PASM: Population Adaptive Symbolic Mixture-of-Experts Model for Cross-location Hurricane Evacuation Decision Prediction
A new AI model combining LLMs and symbolic regression predicts evacuation decisions with 0.607 accuracy, beating GPT-5-mini.
Researchers Xiao Qian and Shangjia Dong have introduced PASM (Population-Adaptive Symbolic Mixture-of-Experts), a novel AI architecture designed to solve a critical problem in disaster response: predicting whether households will evacuate during hurricanes. Traditional machine learning models trained on data from one region, like Florida, often fail catastrophically when applied to another, like Georgia, due to systematic differences in how similar households make decisions across locations. PASM tackles this by combining two powerful techniques: it uses large language models (LLMs) to guide symbolic regression, which discovers human-readable, closed-form mathematical rules describing evacuation logic, and it employs a mixture-of-experts architecture that automatically identifies data-driven subpopulations and routes each household to a specialized 'expert' model at inference time.
In rigorous testing on real-world data from Hurricanes Harvey and Irma, PASM demonstrated superior performance. When transferring knowledge from Florida and Texas to predict behavior in Georgia using only 100 calibration samples, PASM achieved a Matthews correlation coefficient (MCC) of 0.607. This significantly outperformed leading benchmarks, including XGBoost (0.404), the tabular foundation model TabPFN (0.333), OpenAI's GPT-5-mini (0.434), and meta-learning approaches like MAML (≤0.346). Crucially, the model's routing mechanism assigns distinct, interpretable formula archetypes to different subpopulations, creating clear behavioral profiles for planners.

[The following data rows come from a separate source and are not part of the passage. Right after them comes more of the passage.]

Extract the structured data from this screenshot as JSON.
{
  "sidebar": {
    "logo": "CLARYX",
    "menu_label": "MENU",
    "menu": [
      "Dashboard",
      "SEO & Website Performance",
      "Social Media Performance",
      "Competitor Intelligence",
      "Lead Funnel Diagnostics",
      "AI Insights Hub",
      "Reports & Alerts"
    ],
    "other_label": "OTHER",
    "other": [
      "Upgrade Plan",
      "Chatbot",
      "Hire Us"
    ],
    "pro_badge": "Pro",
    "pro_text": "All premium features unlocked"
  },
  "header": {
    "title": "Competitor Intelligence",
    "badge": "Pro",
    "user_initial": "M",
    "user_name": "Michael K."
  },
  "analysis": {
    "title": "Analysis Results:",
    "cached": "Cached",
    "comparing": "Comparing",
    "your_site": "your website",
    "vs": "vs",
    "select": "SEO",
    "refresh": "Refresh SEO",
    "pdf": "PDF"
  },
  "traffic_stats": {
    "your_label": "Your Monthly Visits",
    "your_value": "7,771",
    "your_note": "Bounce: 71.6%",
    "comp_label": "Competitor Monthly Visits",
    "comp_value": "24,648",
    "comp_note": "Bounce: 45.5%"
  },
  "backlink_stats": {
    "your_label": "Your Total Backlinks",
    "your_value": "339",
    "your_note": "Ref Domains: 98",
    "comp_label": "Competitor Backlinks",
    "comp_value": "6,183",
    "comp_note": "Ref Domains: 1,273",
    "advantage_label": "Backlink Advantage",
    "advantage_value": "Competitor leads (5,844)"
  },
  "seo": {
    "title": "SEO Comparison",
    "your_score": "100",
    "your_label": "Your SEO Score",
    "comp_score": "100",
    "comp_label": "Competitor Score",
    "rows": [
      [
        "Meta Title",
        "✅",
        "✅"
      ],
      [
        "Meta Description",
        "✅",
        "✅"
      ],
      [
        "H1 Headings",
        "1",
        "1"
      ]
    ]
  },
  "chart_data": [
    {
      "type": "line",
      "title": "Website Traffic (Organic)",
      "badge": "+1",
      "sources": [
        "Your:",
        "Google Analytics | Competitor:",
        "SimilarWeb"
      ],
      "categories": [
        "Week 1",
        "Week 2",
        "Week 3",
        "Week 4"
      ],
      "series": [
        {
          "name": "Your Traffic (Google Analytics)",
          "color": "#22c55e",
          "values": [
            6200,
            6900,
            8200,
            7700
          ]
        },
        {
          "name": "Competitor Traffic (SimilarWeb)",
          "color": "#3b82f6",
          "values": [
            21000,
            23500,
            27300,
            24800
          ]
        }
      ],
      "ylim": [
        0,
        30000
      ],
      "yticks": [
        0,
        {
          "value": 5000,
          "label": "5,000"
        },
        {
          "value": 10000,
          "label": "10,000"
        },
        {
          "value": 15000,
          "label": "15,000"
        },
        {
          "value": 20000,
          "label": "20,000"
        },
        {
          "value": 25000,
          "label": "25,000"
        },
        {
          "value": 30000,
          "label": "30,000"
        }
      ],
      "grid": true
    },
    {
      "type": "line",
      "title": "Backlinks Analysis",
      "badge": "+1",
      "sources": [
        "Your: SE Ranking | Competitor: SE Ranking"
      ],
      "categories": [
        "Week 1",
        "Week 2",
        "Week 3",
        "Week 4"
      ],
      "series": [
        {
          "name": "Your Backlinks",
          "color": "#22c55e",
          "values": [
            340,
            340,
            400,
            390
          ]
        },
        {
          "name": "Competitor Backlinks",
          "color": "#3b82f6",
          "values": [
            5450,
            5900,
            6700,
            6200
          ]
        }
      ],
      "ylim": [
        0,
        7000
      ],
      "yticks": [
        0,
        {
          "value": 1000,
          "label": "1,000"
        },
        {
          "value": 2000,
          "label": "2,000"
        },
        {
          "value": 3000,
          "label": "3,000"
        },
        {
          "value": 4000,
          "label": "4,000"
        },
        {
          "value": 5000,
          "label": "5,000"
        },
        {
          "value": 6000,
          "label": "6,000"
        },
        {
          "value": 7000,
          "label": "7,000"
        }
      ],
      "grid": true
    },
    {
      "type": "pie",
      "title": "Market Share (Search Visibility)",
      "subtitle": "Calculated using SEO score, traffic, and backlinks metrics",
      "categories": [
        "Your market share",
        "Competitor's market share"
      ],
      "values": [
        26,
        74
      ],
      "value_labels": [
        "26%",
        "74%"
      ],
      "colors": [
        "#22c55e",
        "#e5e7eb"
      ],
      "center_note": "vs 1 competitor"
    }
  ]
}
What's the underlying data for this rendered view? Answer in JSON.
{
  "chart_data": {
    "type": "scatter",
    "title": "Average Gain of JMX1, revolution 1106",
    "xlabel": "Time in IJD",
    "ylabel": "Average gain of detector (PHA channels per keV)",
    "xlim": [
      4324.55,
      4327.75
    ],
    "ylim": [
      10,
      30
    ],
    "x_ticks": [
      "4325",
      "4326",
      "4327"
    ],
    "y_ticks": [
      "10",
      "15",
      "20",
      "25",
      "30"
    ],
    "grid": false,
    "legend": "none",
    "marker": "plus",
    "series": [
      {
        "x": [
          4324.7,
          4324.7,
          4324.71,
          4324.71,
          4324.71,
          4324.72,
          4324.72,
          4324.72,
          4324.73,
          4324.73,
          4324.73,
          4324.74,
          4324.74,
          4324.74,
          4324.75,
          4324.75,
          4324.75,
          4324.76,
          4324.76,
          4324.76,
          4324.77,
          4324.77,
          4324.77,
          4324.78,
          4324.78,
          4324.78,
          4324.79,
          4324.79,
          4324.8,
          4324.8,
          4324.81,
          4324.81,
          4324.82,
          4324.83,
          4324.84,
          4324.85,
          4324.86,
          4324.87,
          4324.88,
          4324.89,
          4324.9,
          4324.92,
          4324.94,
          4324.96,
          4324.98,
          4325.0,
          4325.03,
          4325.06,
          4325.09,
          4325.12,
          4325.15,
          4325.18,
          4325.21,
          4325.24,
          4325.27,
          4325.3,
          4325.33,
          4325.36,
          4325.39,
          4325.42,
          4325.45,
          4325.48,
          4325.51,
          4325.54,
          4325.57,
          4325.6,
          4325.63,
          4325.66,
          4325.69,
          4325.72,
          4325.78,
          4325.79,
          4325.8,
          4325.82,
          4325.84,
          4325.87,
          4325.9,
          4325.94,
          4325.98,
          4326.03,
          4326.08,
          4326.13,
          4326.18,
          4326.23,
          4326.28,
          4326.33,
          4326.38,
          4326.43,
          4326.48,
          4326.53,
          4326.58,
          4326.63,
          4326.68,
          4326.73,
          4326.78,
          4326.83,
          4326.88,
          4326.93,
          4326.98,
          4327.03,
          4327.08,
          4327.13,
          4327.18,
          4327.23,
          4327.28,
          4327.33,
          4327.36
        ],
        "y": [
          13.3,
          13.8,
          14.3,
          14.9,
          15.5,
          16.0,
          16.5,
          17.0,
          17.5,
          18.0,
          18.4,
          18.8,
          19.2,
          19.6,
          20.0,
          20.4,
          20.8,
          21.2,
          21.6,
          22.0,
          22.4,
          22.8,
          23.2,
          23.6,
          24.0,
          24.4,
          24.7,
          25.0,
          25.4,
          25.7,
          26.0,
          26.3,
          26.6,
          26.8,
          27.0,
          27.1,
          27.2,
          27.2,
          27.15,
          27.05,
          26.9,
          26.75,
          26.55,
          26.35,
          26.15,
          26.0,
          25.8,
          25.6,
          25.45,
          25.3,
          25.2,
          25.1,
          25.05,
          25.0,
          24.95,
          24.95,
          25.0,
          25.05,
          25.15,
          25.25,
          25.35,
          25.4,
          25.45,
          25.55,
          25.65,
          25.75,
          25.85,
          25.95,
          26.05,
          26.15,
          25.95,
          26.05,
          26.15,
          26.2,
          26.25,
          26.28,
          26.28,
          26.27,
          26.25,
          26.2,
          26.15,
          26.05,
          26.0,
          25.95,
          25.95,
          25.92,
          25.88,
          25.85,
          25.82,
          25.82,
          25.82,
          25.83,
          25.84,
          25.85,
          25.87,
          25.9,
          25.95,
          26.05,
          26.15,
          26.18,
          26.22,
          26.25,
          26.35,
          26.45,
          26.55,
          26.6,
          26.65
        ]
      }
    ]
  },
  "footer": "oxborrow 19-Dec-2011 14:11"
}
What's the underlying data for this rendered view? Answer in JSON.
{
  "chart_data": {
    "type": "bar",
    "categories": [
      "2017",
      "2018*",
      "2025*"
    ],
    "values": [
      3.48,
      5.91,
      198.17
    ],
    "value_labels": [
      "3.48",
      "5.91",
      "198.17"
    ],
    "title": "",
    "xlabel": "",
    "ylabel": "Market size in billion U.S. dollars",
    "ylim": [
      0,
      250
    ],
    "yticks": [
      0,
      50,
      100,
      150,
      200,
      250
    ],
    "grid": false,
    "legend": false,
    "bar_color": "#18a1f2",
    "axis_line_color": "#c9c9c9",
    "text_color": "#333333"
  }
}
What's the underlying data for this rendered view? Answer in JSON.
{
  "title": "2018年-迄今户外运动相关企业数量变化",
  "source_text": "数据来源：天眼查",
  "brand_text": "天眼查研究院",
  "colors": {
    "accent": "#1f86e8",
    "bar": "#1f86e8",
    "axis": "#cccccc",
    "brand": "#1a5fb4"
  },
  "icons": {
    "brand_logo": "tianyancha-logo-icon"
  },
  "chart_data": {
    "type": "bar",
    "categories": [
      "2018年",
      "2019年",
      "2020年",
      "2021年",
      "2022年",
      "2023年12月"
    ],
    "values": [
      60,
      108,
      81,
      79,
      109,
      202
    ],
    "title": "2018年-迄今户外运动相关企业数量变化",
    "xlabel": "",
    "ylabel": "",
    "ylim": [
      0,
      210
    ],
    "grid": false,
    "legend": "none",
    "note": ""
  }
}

The research also included a comprehensive fairness audit across four demographic axes—income, race, age, and disability status—finding no statistically significant disparities in the model's performance after correction for multiple comparisons. By closing more than half of the typical cross-location generalization gap while maintaining full transparency, PASM represents a major step toward deployable, trustworthy AI for emergency management, moving beyond black-box predictions to provide actionable, understandable insights for saving lives.
- PASM combines LLM-guided symbolic regression with a mixture-of-experts architecture to create interpretable, population-specific decision rules.
- It achieved a 0.607 Matthews correlation coefficient for cross-state prediction, beating GPT-5-mini (0.434) and XGBoost (0.404) by a wide margin.
- The model showed no statistically significant fairness disparities across key demographics and closed over 50% of the generalization gap between locations.
Why It Matters
This enables emergency managers to predict evacuations accurately in new regions with minimal data, using transparent AI rules for life-saving planning.